On Saturday I went back to my university for the retirement lunch of one of my tutors, Professor Mark Freedland. In a 40-year career at St. John’s College, Oxford, Professor Freedland not only earned a reputation as one of the world’s leading academics in the field of labour law, but also found time to teach and mentor many students from a great diversity of backgrounds. Several of the college’s alumni had driven hundreds of miles to be there, some had flown in from farther afield, and all of us in that hall were overflowing with praise and thanks.
It’s difficult with words to do justice – pun reluctantly intended – to the positive impact that Professor Freedland has had on the lives of countless people, the overwhelming majority of whom he will never meet. At the same time, his manner was a constant lesson in how to convey authority: calmly, quietly, with dignity. He is also one of the few people I have met who speaks in prose: before he begins each sentence, you can see him pause briefly to select the ideal words and the perfect order that they will invariably take, like Quincy Jones pondering the final tracklisting for Thriller.
Professor Freedland, it is probably clear by now, is someone for whom I have the greatest respect, and so when he rose to speak I paid close attention to his remarks. Having kindly thanked us for attending, he reflected humorously on his time as a tutor, and then closed by briefly expressing a wish that the state might, at some point in the future, rethink its decision to raise tuition fees for university students.
For some reason, Professor Freedland’s polite suggestion affected me far more than any passionate polemic that I have thus far heard against the tripling of tuition fees. I think this is because, until now, I have felt a sense of futility about public protest: a sense that, once a policy is implemented (or, perhaps more accurately, imposed), it is irreversible. That once rail is privatised, there is no going back: that once healthcare is privatised, there is no going back: that once higher education is no longer subsidised, there is no going back.

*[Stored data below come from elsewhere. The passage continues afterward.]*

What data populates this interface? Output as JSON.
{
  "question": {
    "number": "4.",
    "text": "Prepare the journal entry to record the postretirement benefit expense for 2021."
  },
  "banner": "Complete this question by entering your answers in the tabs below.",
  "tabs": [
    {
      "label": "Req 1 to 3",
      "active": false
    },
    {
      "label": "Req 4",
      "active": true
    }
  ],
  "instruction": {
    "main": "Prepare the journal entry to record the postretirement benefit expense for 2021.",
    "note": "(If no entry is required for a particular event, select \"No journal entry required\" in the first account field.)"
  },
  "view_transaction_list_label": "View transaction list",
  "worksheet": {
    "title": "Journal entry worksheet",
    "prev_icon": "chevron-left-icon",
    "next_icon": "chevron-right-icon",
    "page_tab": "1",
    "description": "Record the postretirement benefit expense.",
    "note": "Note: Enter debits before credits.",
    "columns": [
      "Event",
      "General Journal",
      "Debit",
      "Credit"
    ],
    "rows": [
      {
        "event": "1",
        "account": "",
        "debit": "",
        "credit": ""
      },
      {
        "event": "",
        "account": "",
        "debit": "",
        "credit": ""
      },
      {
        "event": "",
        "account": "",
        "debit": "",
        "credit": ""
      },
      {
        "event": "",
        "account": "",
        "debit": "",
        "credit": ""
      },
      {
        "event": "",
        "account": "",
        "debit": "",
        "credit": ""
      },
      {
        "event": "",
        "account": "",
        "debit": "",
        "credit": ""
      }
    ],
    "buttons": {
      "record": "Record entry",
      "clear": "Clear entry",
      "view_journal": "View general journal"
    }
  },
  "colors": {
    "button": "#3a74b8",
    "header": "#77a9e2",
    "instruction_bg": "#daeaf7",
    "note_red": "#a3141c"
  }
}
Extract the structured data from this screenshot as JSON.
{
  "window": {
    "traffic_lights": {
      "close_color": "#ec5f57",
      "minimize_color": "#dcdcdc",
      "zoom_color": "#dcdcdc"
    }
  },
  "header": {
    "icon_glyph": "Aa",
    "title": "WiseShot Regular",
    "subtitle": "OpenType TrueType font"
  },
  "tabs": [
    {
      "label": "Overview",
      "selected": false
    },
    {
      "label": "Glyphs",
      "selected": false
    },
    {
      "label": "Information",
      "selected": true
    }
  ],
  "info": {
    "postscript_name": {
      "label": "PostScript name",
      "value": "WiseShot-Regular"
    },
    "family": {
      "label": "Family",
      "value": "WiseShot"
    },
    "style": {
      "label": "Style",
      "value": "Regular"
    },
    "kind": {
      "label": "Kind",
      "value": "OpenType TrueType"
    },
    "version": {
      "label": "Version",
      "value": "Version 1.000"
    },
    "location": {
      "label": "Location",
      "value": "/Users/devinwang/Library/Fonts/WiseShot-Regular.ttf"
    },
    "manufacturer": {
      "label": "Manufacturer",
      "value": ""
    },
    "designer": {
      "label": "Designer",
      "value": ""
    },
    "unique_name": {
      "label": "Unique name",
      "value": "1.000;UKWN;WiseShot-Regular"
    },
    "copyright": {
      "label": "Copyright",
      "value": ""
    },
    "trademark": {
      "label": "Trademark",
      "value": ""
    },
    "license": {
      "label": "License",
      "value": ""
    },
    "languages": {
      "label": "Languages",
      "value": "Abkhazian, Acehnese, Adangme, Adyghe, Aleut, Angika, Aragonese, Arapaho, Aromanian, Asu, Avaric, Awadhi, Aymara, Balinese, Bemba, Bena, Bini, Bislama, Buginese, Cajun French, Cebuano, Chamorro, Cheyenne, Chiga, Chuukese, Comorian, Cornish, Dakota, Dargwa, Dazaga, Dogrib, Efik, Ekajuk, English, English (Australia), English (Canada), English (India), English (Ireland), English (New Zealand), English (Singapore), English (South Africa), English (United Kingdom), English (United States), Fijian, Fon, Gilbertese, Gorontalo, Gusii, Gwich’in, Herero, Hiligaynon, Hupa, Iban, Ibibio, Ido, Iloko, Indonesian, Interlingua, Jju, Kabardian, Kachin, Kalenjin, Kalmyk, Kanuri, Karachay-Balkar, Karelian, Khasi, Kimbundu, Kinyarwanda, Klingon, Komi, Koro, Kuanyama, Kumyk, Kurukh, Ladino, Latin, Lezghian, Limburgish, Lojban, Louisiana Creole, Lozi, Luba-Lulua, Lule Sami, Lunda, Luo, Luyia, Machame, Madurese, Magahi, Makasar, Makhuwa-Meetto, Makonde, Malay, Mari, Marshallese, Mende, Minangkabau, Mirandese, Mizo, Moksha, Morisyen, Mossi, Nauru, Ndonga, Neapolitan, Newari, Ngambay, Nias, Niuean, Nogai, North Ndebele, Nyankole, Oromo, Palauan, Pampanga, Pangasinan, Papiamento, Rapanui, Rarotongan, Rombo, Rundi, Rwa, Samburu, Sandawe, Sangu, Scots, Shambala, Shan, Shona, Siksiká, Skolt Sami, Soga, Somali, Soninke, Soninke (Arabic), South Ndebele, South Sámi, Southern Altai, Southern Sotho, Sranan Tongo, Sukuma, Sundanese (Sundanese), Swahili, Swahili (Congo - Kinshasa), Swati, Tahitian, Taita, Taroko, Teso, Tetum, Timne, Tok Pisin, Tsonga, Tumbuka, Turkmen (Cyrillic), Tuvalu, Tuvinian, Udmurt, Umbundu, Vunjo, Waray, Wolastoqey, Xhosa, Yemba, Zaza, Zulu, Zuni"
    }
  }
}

But this is wrong: and Professor Freedland was right. This policy is not irreversible. That is what U-turns are for. To raise tuition fees for higher education so dramatically is to make an explicit statement about the type of society that you would like to see. A society where people, for the mere want of money, are unable to reach their academic potential. Many people will contend that it is better that the state does not subsidise Mickey Mouse courses for students: in which case, we should fund more and better courses, with more and better supervision of those courses.
This all sounds very simple. And I think it is, really. Anyone with children, or anyone – be they sibling, cousin, aunt or uncle – who has ever assumed any responsibility for children, will know the desire to do anything to give them the best possible platform for success in life. Education is one such platform. And for all the talk of there being little or no money for such a subsidy, it does seem that the state has been reassuringly good, even in this time of recession, at finding huge sums of money for prestigious events.
This is just a thought, just as Professor Freedland’s comments on this issue were just an afterthought. I thank him profusely for his last lesson: for reminding me of my idealism that an excellent university education should be affordable to all, and one day will be again. And if you’re ever walking through Oxford one afternoon, and you’d like to say hi to Professor Freedland, you should look out for him very carefully. He’s grey-haired, grey-suited and bespectacled; but there are quite a few of those guys about. To make absolutely sure it’s him, simply strike up a casual conversation, and if he doesn’t pause to punctuate his speech with an “umm” or an “aaah” then you’ve got your man. If you don’t do that, then you’ll miss him, as the university’s students most surely will.